The fix: Make the queue button default, and show a tooltip or flyout that teaches the user that they've added something to their playlist. Heck, make an ongoing sidebar to the right to reinforce the playlist concept. A single song play may only last 3 minutes, but if you can get people to create playlists of music, then you've a) achieved incredible lock-in and b) proven that you're valuable. You've beaten the back button, at that point.

When you're new, focus on being as simple as possible. But when you're in a crowded space, you have to focus on showing the user how you are different and better. Lala is interesting because of a voluminous on-demand catalog of music that can be your new music player playlist. So focus on that.


2) Once you prove to them you're valuable, make it easy for the user pay you and buy into the system.
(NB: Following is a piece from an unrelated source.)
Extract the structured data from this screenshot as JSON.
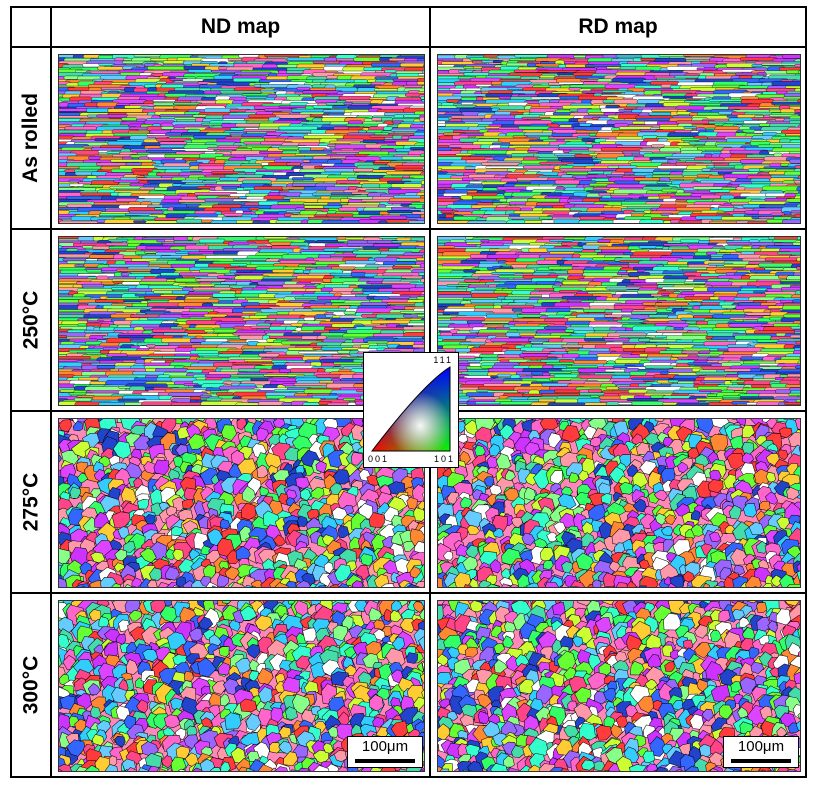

Lala has a concept of song credits, and when you sign up, you get a prominent item in the menubar that lists how many song credits you have. You can listen to any song in their system for free once, but if you want to play the full length song again, it costs 10 cents to 'buy the web song' and stream the full length song forever. Like Spotify, without the monthly fee.

I didn't need all 25 song credits to realize this was a valuable service. Yet clicking on Song Credits always shows the same text wizard above. It wasn't until I used up all 25 credits that I was shown the UI I was expecting:

It's OK and even desirable to have great explanatory text around how your site works-- but don't hide functionality that is the critical path to the user who wants to buy into your system.

--

Building user experiences is just a repeating conversation you have with thousands of users every day. A faux pas here or there will not necessarily doom you, but it costs you some percentage of future customers in the end. For a service that hopes to be viral and organic, a few percentage points in conversion can result in significant deviations in outcome and success. A first impression is make or break, whether in person or on the web. Make yours count.